STARRS began the school year with nearly 200 students, and enrollment was continuing to grow.

“We explored setting up our own system,” said Willmar Superintendent Jeff Holm. But getting state approval takes time, and scheduling and staffing for a distance learning program would have been a challenge.

“When the co-op decided to offer it across the region, it seemed like a much more efficient way to do it,” he said.

Willmar started the school year with 33 students in grades K-12 attending the online academy, said Carrie Thomas, director of teaching and learning for the district.

It’s a good alternative for families that want their children to continue distance learning, she said, and it provides an education to state standards by state-certified teachers.

“We very much still consider these students our students,” Holm said. “It’s just that we’ve contracted with them for instruction.”

School districts work with the program on issues like attendance, and the districts provide students’ electronic devices.

All K-12 students in Willmar Public Schools are issued an iPad. Middle school and high school students have had iPads for some time.

Pandemic relief aid helped the district provide them for elementary students, too, to aid in distance learning in the past school year.

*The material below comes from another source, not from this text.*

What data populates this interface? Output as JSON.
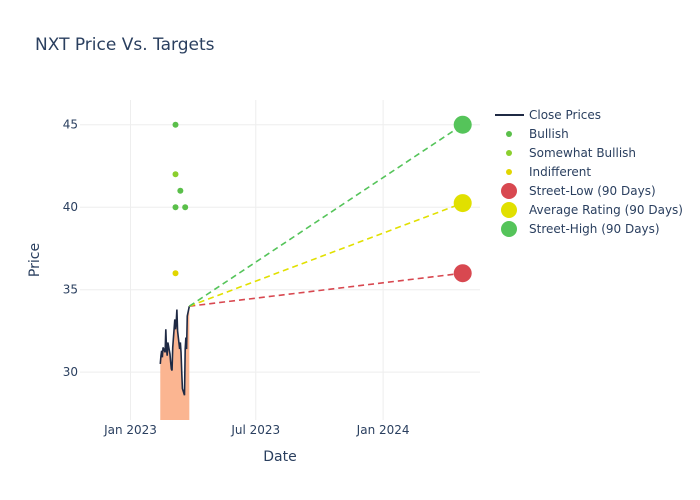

At New London-Spicer Public Schools, pandemic aid helped the district issue chromebooks to all students. The district had not had one-to-one devices before that.

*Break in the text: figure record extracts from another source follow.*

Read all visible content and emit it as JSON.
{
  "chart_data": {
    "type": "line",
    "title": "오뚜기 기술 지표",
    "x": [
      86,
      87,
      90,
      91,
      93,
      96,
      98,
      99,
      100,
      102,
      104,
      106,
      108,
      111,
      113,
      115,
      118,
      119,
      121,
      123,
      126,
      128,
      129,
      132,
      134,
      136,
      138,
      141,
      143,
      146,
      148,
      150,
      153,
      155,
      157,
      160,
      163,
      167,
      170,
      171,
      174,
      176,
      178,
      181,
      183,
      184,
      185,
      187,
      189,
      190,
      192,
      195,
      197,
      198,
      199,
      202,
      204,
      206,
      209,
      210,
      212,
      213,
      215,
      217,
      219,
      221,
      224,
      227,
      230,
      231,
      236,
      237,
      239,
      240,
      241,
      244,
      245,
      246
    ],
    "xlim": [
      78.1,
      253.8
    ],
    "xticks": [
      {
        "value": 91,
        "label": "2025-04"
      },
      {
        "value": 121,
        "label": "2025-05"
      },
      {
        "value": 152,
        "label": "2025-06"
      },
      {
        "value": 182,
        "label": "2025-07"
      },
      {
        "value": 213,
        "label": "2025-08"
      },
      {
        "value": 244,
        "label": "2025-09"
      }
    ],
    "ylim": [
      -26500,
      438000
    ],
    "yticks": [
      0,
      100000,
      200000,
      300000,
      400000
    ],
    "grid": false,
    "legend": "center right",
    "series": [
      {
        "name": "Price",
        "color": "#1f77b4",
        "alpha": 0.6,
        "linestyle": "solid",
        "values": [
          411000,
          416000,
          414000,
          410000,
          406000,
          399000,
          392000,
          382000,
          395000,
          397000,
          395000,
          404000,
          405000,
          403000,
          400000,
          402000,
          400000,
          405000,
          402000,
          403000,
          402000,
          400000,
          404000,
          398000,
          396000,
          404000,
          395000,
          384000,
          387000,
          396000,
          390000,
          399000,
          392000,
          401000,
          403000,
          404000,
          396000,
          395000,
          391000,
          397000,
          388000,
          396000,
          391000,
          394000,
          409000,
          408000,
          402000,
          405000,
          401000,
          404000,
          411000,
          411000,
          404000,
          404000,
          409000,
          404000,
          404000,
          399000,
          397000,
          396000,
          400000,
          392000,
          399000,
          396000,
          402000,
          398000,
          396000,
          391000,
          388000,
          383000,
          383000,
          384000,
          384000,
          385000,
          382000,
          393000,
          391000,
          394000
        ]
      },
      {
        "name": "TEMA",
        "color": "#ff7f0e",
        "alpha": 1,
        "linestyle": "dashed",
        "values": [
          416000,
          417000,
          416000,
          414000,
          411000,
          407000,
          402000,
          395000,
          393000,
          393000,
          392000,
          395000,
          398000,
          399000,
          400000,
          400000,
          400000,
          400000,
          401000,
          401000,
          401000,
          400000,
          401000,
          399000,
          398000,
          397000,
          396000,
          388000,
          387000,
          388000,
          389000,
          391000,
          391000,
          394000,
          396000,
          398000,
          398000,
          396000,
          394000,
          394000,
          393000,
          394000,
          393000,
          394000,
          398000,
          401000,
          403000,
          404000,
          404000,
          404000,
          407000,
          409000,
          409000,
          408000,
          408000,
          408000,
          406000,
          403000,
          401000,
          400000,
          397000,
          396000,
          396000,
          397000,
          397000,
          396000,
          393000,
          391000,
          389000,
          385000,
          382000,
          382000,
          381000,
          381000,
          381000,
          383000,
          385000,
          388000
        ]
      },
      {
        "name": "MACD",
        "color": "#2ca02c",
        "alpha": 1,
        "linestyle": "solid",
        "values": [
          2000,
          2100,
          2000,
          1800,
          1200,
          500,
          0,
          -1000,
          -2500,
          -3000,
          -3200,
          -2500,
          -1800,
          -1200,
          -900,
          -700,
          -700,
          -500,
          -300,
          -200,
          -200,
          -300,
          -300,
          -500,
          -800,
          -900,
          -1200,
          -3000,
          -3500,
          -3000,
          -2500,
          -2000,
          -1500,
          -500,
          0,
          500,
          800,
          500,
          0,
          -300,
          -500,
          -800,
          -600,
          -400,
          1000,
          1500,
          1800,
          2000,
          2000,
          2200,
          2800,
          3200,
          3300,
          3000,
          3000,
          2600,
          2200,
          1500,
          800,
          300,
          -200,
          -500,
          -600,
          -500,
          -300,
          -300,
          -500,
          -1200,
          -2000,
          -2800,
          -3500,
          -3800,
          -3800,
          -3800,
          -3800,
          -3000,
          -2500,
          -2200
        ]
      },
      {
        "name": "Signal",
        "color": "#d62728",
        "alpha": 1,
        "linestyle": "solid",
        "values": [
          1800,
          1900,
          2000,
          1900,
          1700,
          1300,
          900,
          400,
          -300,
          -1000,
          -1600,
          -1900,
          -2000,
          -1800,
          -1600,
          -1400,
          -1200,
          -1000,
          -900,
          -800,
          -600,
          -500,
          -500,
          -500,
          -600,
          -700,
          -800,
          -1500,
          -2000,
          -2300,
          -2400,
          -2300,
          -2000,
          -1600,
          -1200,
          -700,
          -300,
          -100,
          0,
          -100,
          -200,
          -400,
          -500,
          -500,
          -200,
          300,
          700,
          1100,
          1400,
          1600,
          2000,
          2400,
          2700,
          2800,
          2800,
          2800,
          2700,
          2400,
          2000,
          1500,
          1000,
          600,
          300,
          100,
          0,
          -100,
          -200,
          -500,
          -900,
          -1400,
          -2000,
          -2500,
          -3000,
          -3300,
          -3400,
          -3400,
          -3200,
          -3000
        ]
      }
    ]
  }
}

There were some “hiccups and bumps” in the transition, said Superintendent Bill Adams, “but we were able to get through those things successfully.”

Adams said he feels the district is on a road into the future with the added devices.

“We saved a lot on printing costs,” he said. “Long-term, we need to continue to make that transition to going fully digital in all our work.”

The district is committed to preparing students for a digital future, he said.

“If we’re going to fully embrace this transition, we need to put in practices that will help kids in the future,” he said.

NLS has one student attending STARRS Academy. While it’s a good option for people who have a need, Adams doesn’t see it becoming a future trend.

After more than a year of experiencing distance or hybrid learning, “mostly there’s a yearning to be in person, with their classmates,” he said. Even students who would rather stay home are probably aided by returning to in-person school when possible.

©2021 West Central Tribune (Willmar, Minn.). Distributed by Tribune Content Agency, LLC.